CELLE. Zeitweise voll gesperrt ist derzeit eine Bundesstraße, die nach Celle führt. Dass das kaum niemand bemerkt, liegt daran, dass es sich um keine gewöhnliche Straße handelt. Die Rede ist von der Bundeswasserstraße Aller. Hier finden derzeit im Bereich des künstlich angelegten Totarms bei Klein Hehlen umfangreiche Ausbagger-Arbeiten statt. Die sind regelmäßig nötig – unter anderem, weil vorangegangene Bundeswasserstraßen-Bauarbeiten mit dafür verantwortlich sind, dass sich hier so viel Sand ablagert, dass die Wasserstraße zur Fußgängerzone wird.
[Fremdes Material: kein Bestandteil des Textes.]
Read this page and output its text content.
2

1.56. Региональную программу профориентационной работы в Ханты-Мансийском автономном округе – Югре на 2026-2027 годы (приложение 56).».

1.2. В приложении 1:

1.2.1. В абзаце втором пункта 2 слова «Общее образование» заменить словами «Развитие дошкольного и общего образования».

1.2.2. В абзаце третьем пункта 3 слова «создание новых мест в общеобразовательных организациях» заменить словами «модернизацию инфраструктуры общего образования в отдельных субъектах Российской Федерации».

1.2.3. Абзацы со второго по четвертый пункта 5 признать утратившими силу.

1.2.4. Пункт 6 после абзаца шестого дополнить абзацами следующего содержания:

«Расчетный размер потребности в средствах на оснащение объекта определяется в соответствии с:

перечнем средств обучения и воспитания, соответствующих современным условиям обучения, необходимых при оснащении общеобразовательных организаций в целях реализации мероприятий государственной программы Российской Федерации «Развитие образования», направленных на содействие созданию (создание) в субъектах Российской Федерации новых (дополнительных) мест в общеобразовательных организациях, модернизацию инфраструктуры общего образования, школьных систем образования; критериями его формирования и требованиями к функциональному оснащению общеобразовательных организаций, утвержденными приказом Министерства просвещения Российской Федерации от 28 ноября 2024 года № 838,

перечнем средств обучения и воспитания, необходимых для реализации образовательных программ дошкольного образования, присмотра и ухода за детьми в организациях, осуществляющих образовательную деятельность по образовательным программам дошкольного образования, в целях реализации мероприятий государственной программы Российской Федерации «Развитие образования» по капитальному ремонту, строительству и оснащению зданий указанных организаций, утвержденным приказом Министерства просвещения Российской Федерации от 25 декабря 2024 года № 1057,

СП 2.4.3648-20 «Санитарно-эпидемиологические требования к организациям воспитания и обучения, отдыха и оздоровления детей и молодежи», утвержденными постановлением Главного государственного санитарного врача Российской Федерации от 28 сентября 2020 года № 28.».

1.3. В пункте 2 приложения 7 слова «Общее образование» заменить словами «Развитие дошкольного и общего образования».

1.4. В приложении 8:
"Wir führen hier Routineunterhaltungsarbeiten durch, um eine Situation zu verbessern,die sich nach dem Bau der städtischen Flutmulde verschlechtert hat", so Thomas Rumpf, Leiter des zuständigen Wasser- und Schifffahrtsamtes (WSA) in Verden. Die aus Tausenden Tonnen angeschwemmten Sandes bestehenden Untiefen in der Aller sind hausgemacht: Die Sandbänke sind eine direkte Folge der städtischen Hochwasserschutzvorkehrungen in diesem Gebiet. Der künstliche Totarm verringert die Fließgeschwindigkeit des Flusses, mitgeführtes Sediment bleibt liegen. Bis zu 27000 Tonnen Sediment werden pro Jahr die Aller herunter transportiert. Wenn man wie geschehen durch die neue Flutmulde bei Klein Hehlen die Fließgeschwindigkeit des Flusses um ein Viertel vermindere, bleibe "ganz schön was liegen", hatte bereits vor zwei Jahren der Hydrologe Professor Dr. Bernd Ettmer, der an der Universität Magdeburg einen Lehrstuhl für Wasserbau inne hat, herausgefunden. Bereits 2008 mussten aus der Aller Tausende Tonnen Sand entfernt werden. Auch nach dem inzwischen erfolgten Umbau des Totarm-Zuflusses würden jährlich immer noch rund 2000 Kubikmeter Sand anfallen, hatte Ettmer vorhergesagt.

Jetzt werde man schätzungsweise 3000 Kubikmeter Sand aus der Aller holen, sagt Rumpf. Wie hoch der "Celler Anteil" am Sand sei, könne man noch nicht quantifizieren: "In Zusammenarbeit mit der Universität Magdeburg führen wir ein Monitoring durch. Wenn die Ergebnisse dieser Überwachung des Flusses vorliegen, wissen wir mehr." Dann könne man sich auch Gedanken darüber machen, wie hoch nach dem Verursacherprinzip der Celler Anteil an den Routinearbeiten, deren Kosten Rumpf nicht beziffern kann, sein müsste.

Das schlechte Gewissen der Stadtverwaltung hat die Celler allerdings jetzt schon zum Handeln getrieben. "Die Stadt unterstützt unseren Schwimmbagger durch den Einsatz eines Langarmbaggers, der vom Ufer aus arbeitet", sagt Rumpf. "2000 bis 3000 Kubikmeter werden wir so herausholen", sagt Ernst Kohls, Gewässer-Experte beim städtischen Fachdienst Tief- und Landschaftsbau. Der Sand, der zum Beispiel für den Bau von Lärmschutzwällen verwendet werden könne, werde anschließend von der Stadt vermarktet. Die Kosten der städtischen Baggerei werden auf 13.000 bis 16.000 Euro veranschlagt.